The other interesting thing is the time for the add single threaded is only 104 clocks (clock to clock) and the mul32 time is an additional 96 so we can conclude the kernel launcher deleted the bar.wait instructions, as it is entitled to do within a warp (does mean that the code is being reloaded on each kernel call - latency) but there are only 8 clocks for the load clock into register op… only thing that does not add up??

Next interesting thing is the add clock-clock time for 1 warp is incremented by 240 new GPU clocks over the single threaded version. Now the launcher still would not have put the bar.wait instructions back in yet and since this app uses 14 registers the loader should have allocated them to separate register banks so there should be no register bank conflict (assumes 16+ register banks and same technology as shared memory) there should be no read after write or write after read conflicts as there is plenty of time between setting and using registers and shared memory. This leaves the only possibility is shared memory write conflict. Here we have a 32 way bank conflict with a full register write cycle time - gives 2 whole instruction times as the write cycle time of shared memory (8 clocks) and blows my theory that if one was designing hardware to do this one has to decide which order to do the writes therefore one would just do the last, as all the others are redundant. This is the second big surprise.

Any other ideas or further interpretation as number of warps increase? There is certainly a lot going on here and it is a complex set of equations to solve. (I did not run this code).

Eric

ed: Just though a good reason for the same time for mul32 and add at one run of 224 threads is that the hardware detects top bytes zero and does a mul24 for you so there is no need to explicitly code mul24…

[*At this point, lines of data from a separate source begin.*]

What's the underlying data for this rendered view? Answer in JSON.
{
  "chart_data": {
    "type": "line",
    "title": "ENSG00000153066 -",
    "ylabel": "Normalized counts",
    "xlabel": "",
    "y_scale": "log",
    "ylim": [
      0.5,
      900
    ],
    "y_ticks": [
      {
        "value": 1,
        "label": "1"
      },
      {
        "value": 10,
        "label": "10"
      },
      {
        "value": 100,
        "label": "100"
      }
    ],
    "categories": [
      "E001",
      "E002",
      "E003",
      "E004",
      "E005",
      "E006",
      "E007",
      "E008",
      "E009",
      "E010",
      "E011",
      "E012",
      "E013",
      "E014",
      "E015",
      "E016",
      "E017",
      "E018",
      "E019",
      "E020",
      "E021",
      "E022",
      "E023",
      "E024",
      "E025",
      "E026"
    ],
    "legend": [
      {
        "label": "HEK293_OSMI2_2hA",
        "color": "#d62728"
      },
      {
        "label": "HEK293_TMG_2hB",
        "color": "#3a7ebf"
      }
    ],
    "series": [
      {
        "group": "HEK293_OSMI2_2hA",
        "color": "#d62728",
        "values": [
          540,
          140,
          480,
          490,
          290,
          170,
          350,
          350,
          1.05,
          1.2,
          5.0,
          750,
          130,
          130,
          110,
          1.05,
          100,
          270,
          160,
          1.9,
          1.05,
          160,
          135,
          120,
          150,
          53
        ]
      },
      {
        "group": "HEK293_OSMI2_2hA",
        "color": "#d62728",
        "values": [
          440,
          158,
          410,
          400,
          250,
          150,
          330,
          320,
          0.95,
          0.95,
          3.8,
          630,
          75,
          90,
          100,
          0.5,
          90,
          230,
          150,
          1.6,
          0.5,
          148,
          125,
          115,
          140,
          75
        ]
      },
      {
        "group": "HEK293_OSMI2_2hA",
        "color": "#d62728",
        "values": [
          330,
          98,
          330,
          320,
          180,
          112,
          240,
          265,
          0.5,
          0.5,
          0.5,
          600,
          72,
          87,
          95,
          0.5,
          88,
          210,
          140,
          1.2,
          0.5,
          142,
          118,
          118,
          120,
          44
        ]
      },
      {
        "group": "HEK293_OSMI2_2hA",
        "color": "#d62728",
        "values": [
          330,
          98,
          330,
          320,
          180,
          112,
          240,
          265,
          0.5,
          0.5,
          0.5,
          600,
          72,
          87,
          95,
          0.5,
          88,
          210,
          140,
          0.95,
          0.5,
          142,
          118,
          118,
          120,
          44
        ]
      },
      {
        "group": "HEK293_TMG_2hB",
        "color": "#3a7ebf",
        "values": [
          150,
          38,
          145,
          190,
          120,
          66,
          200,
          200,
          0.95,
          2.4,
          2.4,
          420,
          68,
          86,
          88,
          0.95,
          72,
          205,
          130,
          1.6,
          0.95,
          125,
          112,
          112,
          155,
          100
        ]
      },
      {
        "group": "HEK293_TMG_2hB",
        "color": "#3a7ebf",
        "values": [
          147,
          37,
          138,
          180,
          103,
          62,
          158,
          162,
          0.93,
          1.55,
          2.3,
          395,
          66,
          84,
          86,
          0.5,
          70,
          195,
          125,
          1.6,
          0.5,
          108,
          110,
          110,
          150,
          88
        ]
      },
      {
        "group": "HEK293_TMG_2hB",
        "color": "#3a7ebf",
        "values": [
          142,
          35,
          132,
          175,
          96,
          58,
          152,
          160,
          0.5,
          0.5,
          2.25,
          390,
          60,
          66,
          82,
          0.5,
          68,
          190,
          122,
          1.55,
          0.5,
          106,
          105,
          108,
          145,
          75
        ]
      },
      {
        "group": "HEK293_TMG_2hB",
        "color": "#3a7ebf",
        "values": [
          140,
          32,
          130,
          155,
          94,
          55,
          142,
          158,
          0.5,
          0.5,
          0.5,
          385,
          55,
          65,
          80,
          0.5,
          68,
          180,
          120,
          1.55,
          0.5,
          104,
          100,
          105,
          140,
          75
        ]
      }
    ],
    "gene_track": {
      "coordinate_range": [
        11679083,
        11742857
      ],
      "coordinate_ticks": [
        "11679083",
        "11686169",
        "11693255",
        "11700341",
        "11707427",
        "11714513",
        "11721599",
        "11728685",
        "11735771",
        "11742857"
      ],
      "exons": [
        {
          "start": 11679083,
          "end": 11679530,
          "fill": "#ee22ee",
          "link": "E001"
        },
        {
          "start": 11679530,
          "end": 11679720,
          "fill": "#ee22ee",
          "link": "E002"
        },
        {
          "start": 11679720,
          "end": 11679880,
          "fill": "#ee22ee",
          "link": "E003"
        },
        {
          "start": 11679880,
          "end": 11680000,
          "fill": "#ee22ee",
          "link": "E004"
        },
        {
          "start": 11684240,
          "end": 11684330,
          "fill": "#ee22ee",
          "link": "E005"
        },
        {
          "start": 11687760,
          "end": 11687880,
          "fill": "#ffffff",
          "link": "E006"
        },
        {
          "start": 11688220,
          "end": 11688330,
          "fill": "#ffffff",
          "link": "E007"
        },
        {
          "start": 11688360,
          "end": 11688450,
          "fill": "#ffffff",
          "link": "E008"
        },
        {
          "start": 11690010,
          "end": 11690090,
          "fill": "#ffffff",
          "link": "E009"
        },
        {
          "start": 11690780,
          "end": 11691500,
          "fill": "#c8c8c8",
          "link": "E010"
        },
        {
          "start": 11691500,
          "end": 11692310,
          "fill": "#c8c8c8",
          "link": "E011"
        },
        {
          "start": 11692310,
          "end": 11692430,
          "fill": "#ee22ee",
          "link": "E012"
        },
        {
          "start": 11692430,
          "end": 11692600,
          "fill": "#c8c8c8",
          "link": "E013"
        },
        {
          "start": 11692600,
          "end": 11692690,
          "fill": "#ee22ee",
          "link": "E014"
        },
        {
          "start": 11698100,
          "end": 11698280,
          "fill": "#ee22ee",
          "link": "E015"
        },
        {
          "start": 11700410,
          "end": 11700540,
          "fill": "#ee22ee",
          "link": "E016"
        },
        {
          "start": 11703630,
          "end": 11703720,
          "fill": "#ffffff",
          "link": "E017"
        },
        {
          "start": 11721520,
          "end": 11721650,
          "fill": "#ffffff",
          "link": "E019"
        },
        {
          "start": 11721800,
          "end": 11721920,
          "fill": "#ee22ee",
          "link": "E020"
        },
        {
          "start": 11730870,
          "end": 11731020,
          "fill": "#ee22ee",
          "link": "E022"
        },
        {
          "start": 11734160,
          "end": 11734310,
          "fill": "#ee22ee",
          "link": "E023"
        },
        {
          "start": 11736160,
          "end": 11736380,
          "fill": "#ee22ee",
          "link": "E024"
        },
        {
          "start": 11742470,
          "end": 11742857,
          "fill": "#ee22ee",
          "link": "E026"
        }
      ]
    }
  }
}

ed: (to save a post) quick revisit and my suggestion is that at less than 33% occupancy the G80 is throttled by instruction fetch bandwidth. Seems to go into a funny mode like a super warp of 8 warps (not strictly but 8 warps are run taking the full instruction cycle times even though as many as 7 are doing nothing). The load clock does add up as it does not need ALUs (direct broadcast of the hardware clock reg to 32 thread registers) and so it can happen in 1 clock which implies 32 banks in the register store - believable as it is twice as big as shared memory and an obvious design decision to minimise conflicts.

The write conflict to shared mem is definitely there and appears to take 32 clocks for a 32 way bank (bus) conflict. It seems the hardware has to get all the data to decide what to write (as suggested by Good programing thread and the current compiler’s use of these concurrent writes, even when it is explicitly coded as a single thread write - could actually be a bug). Not as bad as mentioned above, but good to know the cost as 8x cost of writes to separate shared memory locations without bank conflict, if all threads are running (code not divergent). I expect this delay could get much less in future revisions of the hardware, if the bus conflict cycles can be aborted as soon as the result is known. This may already be the case, and writing the same value from all 32 threads is the worst case scenario requiring all data to be checked.

Along the way I concluded that syncs do not cost 4 clocks, they only cost to the last warp to reach them and then probably less than 4 clocks.

Very interesting findings, osiris. I have experienced that there is something going on additionally at kernel startup, see the end of this thread. Did you try to compare timings with the same #threads for different #blocks?